乾せん表皮のカリクレイン様酵素

Abstract

Kinin-liberating activities were investigated in scales from the inflammatory skin diseases, psoriasis vulgaris and psoriasis pustulosa, using competitive enzme immunoassay for kinins. Tris-buffered saline extracts of both psoriatic scales liberated the same level of kinins from heated plasma (approximately 11ng/mg protein). In psoriasis vulgaris, three peaks of kinin-liberating activities were shown at Mr 90, 000 (VK-I), 65, 000 (VK-II) and 35, 000 (VK-III) by Sephacryl S-200 gel chromatography.

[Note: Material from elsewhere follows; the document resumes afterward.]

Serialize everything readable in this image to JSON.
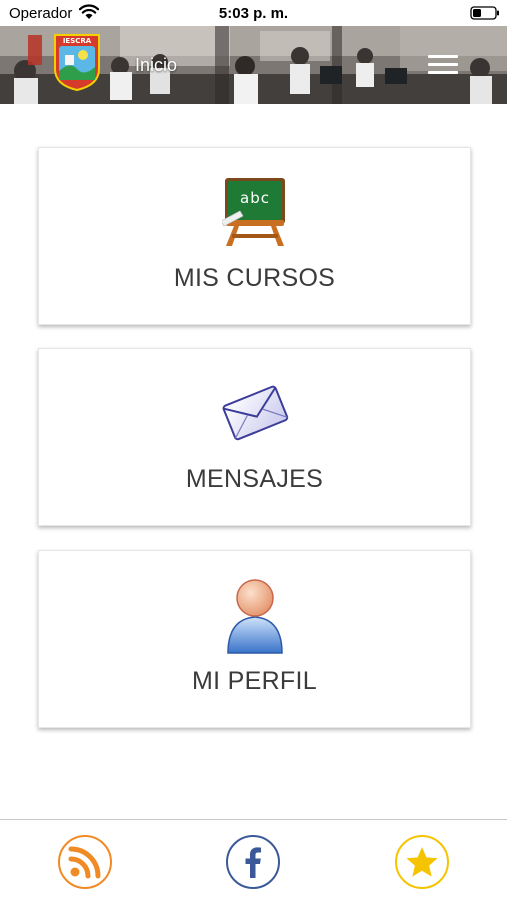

They were further separated by DEAE Sepharose chromatography at pH 7.5. Kinin-liberating activity of VK-I was eluted in nonadsorbed fraction. However, this fraction liberated kinins only from the heated plasma but not from the purified low molecular weight kininogen (LMW-Kng), indicating VK-I is a plasma kallikrein-like enzyme. Kinin-liberating activity of VK-II was separated into two peaks. VK-IIa in nonadsorbed fraction liberated kinins only from the heated plasma, whereas VK-IIb in adsorbed fraction liberated kinins from both heated plasma and LMW-Kng, showing VK-IIa is plasma kallikrein-like and VK-IIb is glandular kallikrein-like. Kinin-liberating activity of VK-III eluted at the same position to VK-IIb, and was found to be glandular kallikrein-like, as well. In psoriasis pustulosa, majority of kinin-liberating activity peaked at Mr 90, 000 by Sephacryl S-200 gel chromatography (PK-I). PK-I demonstrated essentially the same elution profile as VK-I by the following DEAE Sepharose chromatography. VK-I, VK-IIa and PK-I were inactivated by soybean trypsin inhibitor, but only partially by aprotinin, confirming plasma kallikrein-like characteristics. VK-IIb and VK-III were inhibited by aprotintn but not by soybean trypsin inhibitor, confirming glandular kallikrein-like characteristics.